How to Clean the Air
- Open your windows. What, too simple? Believe it or not, just having good ventilation goes a long way to managing your air quality. With the windows, open smoke can escape the confines of the space and carry contaminants with it before they can coat surfaces.
- Get a window fan. Honestly, get two. You can maximize your ventilation with a window fan like the Lasko 16” Window Fan from Amazon. From personal experience, these machines offer serious bang for your buck in terms of performance and quality. The reversible feature allows you to pull the bad air out quickly and a second unit will create a wind tunnel through your home that is also amazing for keeping cool.
- Turn on your AC. As it turns out, one of the strongest weapons in your arsenal might just be your air conditioner. If you have central air, the system works by pulling air out of your home through a filter, cooling it, and recirculating the chilled clean air.
- Use an air purifier. A HEPA filter is another great way to keep the air in your home clean. The best selling Levoit Air Purifier from Amazon is an excellent choice here. Fast and quiet, the machine can pull 99.97% of harmful particles out of the air.
How to Reduce Smoke
- Quit smoking. It is no secret that smoking is terrible for your health, but second and even third-hand smoke is nearly as bad for you. The toxins in the smoke you exhale settle into your hair and clothes, re-exposing you and anyone around you to dangerous chemicals.

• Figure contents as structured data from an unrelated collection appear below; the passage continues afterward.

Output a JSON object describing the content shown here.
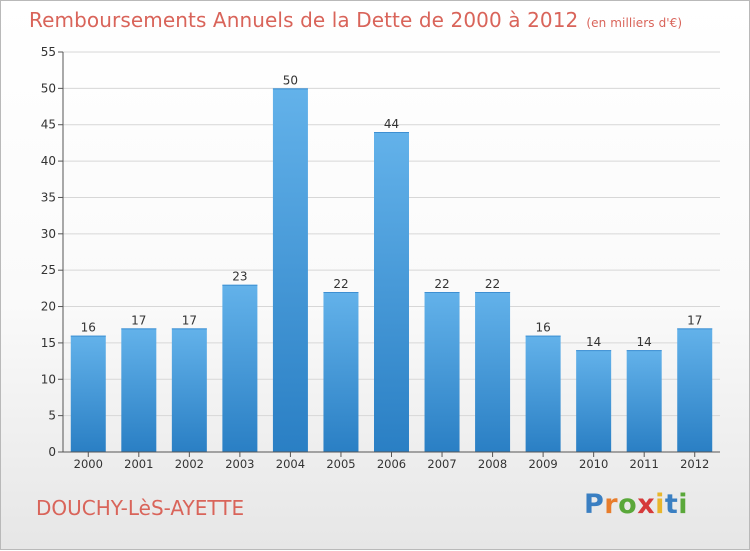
{
  "chart_data": {
    "type": "bar",
    "title": "Remboursements Annuels de la Dette de 2000 à 2012",
    "subtitle": "(en milliers d'€)",
    "categories": [
      "2000",
      "2001",
      "2002",
      "2003",
      "2004",
      "2005",
      "2006",
      "2007",
      "2008",
      "2009",
      "2010",
      "2011",
      "2012"
    ],
    "values": [
      16,
      17,
      17,
      23,
      50,
      22,
      44,
      22,
      22,
      16,
      14,
      14,
      17
    ],
    "ylim": [
      0,
      55
    ],
    "yticks": [
      0,
      5,
      10,
      15,
      20,
      25,
      30,
      35,
      40,
      45,
      50,
      55
    ],
    "grid": true,
    "xlabel": "",
    "ylabel": ""
  },
  "location": "DOUCHY-LèS-AYETTE",
  "logo": {
    "letters": [
      "P",
      "r",
      "o",
      "x",
      "i",
      "t",
      "i"
    ],
    "colors": [
      "#3a7fc2",
      "#e87d2c",
      "#5aa83a",
      "#d63a3a",
      "#e8b62c",
      "#3a7fc2",
      "#5aa83a"
    ]
  },
  "colors": {
    "bar_top": "#63b2ea",
    "bar_bottom": "#2a7fc4",
    "title": "#d9645a",
    "grid": "#d7d7d7",
    "axis": "#555555"
  }
}
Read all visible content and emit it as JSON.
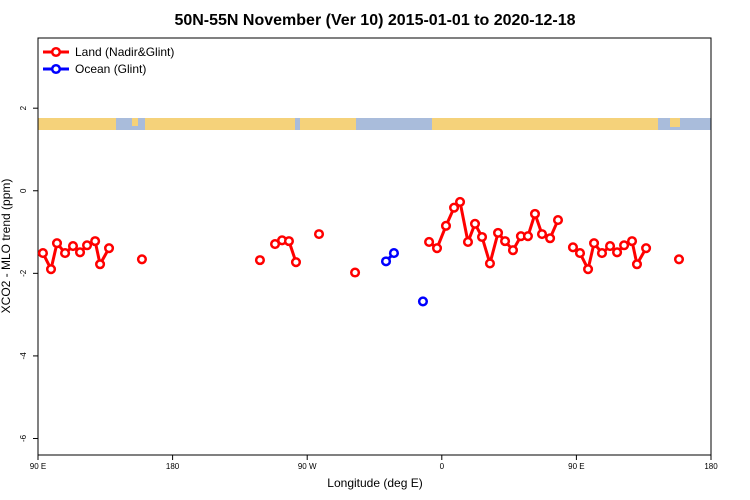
{
  "chart_data": {
    "type": "line",
    "title": "50N-55N November (Ver 10)   2015-01-01 to 2020-12-18",
    "x_label": "Longitude (deg E)",
    "y_label": "XCO2 - MLO trend (ppm)",
    "xlim": [
      90,
      540
    ],
    "ylim": [
      -6.4,
      3.7
    ],
    "xticks": [
      {
        "value": 90,
        "label": "90 E"
      },
      180,
      {
        "value": 270,
        "label": "90 W"
      },
      {
        "value": 360,
        "label": "0"
      },
      {
        "value": 450,
        "label": "90 E"
      },
      {
        "value": 540,
        "label": "180"
      }
    ],
    "yticks": [
      2,
      0,
      -2,
      -4,
      -6
    ],
    "legend_position": "top-left",
    "series": [
      {
        "name": "Land (Nadir&Glint)",
        "color": "#ff0000",
        "x": [
          93.3,
          98.7,
          102.7,
          108.1,
          113.4,
          118.1,
          122.8,
          128.2,
          131.5,
          137.5,
          null,
          159.5,
          null,
          238.4,
          null,
          248.5,
          253.2,
          257.8,
          262.5,
          null,
          277.9,
          null,
          302,
          null,
          351.5,
          356.8,
          362.8,
          368.2,
          372.2,
          377.5,
          382.2,
          386.9,
          392.2,
          397.6,
          402.3,
          407.6,
          412.9,
          417.6,
          422.3,
          427,
          432.4,
          437.7,
          null,
          447.7,
          452.4,
          457.8,
          461.8,
          467.1,
          472.5,
          477.2,
          481.9,
          487.2,
          490.5,
          496.6,
          null,
          518.6
        ],
        "values": [
          -1.51,
          -1.9,
          -1.27,
          -1.51,
          -1.34,
          -1.49,
          -1.32,
          -1.22,
          -1.78,
          -1.39,
          null,
          -1.66,
          null,
          -1.68,
          null,
          -1.29,
          -1.2,
          -1.22,
          -1.73,
          null,
          -1.05,
          null,
          -1.98,
          null,
          -1.24,
          -1.39,
          -0.85,
          -0.41,
          -0.27,
          -1.24,
          -0.8,
          -1.12,
          -1.76,
          -1.02,
          -1.22,
          -1.44,
          -1.1,
          -1.1,
          -0.56,
          -1.05,
          -1.15,
          -0.71,
          null,
          -1.37,
          -1.51,
          -1.9,
          -1.27,
          -1.51,
          -1.34,
          -1.49,
          -1.32,
          -1.22,
          -1.78,
          -1.39,
          null,
          -1.66
        ]
      },
      {
        "name": "Ocean (Glint)",
        "color": "#0000ff",
        "x": [
          322.7,
          328,
          null,
          347.4
        ],
        "values": [
          -1.71,
          -1.51,
          null,
          -2.68
        ]
      }
    ]
  }
}
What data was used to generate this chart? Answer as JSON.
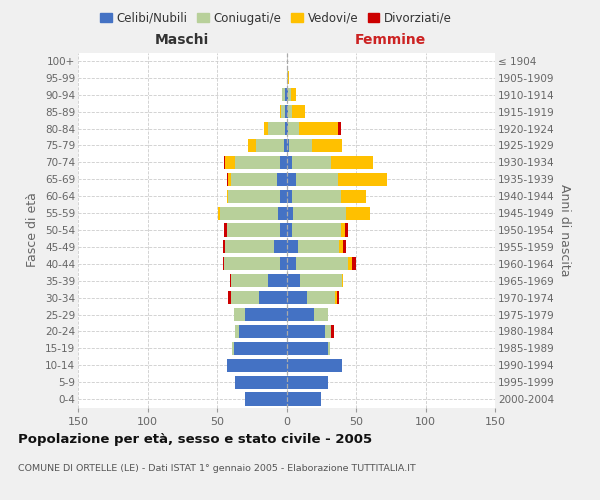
{
  "age_groups": [
    "0-4",
    "5-9",
    "10-14",
    "15-19",
    "20-24",
    "25-29",
    "30-34",
    "35-39",
    "40-44",
    "45-49",
    "50-54",
    "55-59",
    "60-64",
    "65-69",
    "70-74",
    "75-79",
    "80-84",
    "85-89",
    "90-94",
    "95-99",
    "100+"
  ],
  "birth_years": [
    "2000-2004",
    "1995-1999",
    "1990-1994",
    "1985-1989",
    "1980-1984",
    "1975-1979",
    "1970-1974",
    "1965-1969",
    "1960-1964",
    "1955-1959",
    "1950-1954",
    "1945-1949",
    "1940-1944",
    "1935-1939",
    "1930-1934",
    "1925-1929",
    "1920-1924",
    "1915-1919",
    "1910-1914",
    "1905-1909",
    "≤ 1904"
  ],
  "male_celibi": [
    30,
    37,
    43,
    38,
    34,
    30,
    20,
    13,
    5,
    9,
    5,
    6,
    5,
    7,
    5,
    2,
    1,
    1,
    1,
    0,
    0
  ],
  "male_coniugati": [
    0,
    0,
    0,
    1,
    3,
    8,
    20,
    27,
    40,
    35,
    38,
    42,
    37,
    33,
    32,
    20,
    12,
    3,
    2,
    0,
    0
  ],
  "male_vedovi": [
    0,
    0,
    0,
    0,
    0,
    0,
    0,
    0,
    0,
    0,
    0,
    1,
    1,
    2,
    7,
    6,
    3,
    1,
    0,
    0,
    0
  ],
  "male_divorziati": [
    0,
    0,
    0,
    0,
    0,
    0,
    2,
    1,
    1,
    2,
    2,
    0,
    0,
    1,
    1,
    0,
    0,
    0,
    0,
    0,
    0
  ],
  "female_nubili": [
    25,
    30,
    40,
    30,
    28,
    20,
    15,
    10,
    7,
    8,
    4,
    5,
    4,
    7,
    4,
    2,
    1,
    1,
    1,
    0,
    0
  ],
  "female_coniugate": [
    0,
    0,
    0,
    1,
    4,
    10,
    20,
    30,
    37,
    30,
    35,
    38,
    35,
    30,
    28,
    16,
    8,
    3,
    2,
    1,
    0
  ],
  "female_vedove": [
    0,
    0,
    0,
    0,
    0,
    0,
    1,
    1,
    3,
    3,
    3,
    17,
    18,
    35,
    30,
    22,
    28,
    9,
    4,
    1,
    0
  ],
  "female_divorziate": [
    0,
    0,
    0,
    0,
    2,
    0,
    2,
    0,
    3,
    2,
    2,
    0,
    0,
    0,
    0,
    0,
    2,
    0,
    0,
    0,
    0
  ],
  "color_celibi": "#4472c4",
  "color_coniugati": "#b8d09a",
  "color_vedovi": "#ffc000",
  "color_divorziati": "#cc0000",
  "xlim": 150,
  "title": "Popolazione per età, sesso e stato civile - 2005",
  "subtitle": "COMUNE DI ORTELLE (LE) - Dati ISTAT 1° gennaio 2005 - Elaborazione TUTTITALIA.IT",
  "ylabel_left": "Fasce di età",
  "ylabel_right": "Anni di nascita",
  "header_maschi": "Maschi",
  "header_femmine": "Femmine",
  "bg_color": "#f0f0f0",
  "plot_bg_color": "#ffffff",
  "legend_labels": [
    "Celibi/Nubili",
    "Coniugati/e",
    "Vedovi/e",
    "Divorziati/e"
  ]
}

Vaping has been celebrated as a safe alternative, but medically, it is not much better. Cutting out this habit completely is the safest choice you can make.
- Have an indoor fireplace? Make sure you are using only quality wood for your fires and that the structure itself is free of obstructions and damage. If you are having an issue with fireplace smoke filling your home, you can also watch this youtube video that tackles some common problems fireplace owners face: https://youtu.be/QDrAwciSReQ
- Clean your oven. This one almost sounds silly, but by keeping your oven clean, especially around the burners, you can prevent old food from being burnt and casting off smoke in the process. You could also try avoiding olive oil when cooking because of its low smoke point.
- Take care of your car. The EPA issues emission standards for a reason. Get regular tune-ups, keep up with maintenance, and choose the right motor oil to keep your exhaust emissions low.
As harmless as it may seem when you cannot see it, smoke does not evaporate or disappear. Instead, it splits into gases, liquids, and ashes that are often quite toxic on their own. These substances can linger in your home and garage, soaking into your clothing and even your paint. Air pollution from these sources poses serious health hazards and can lead to long term harm for you and your family.
In the end, the best things you can do are to take steps to reduce the amount of smoke you create and how much of it you breathe in.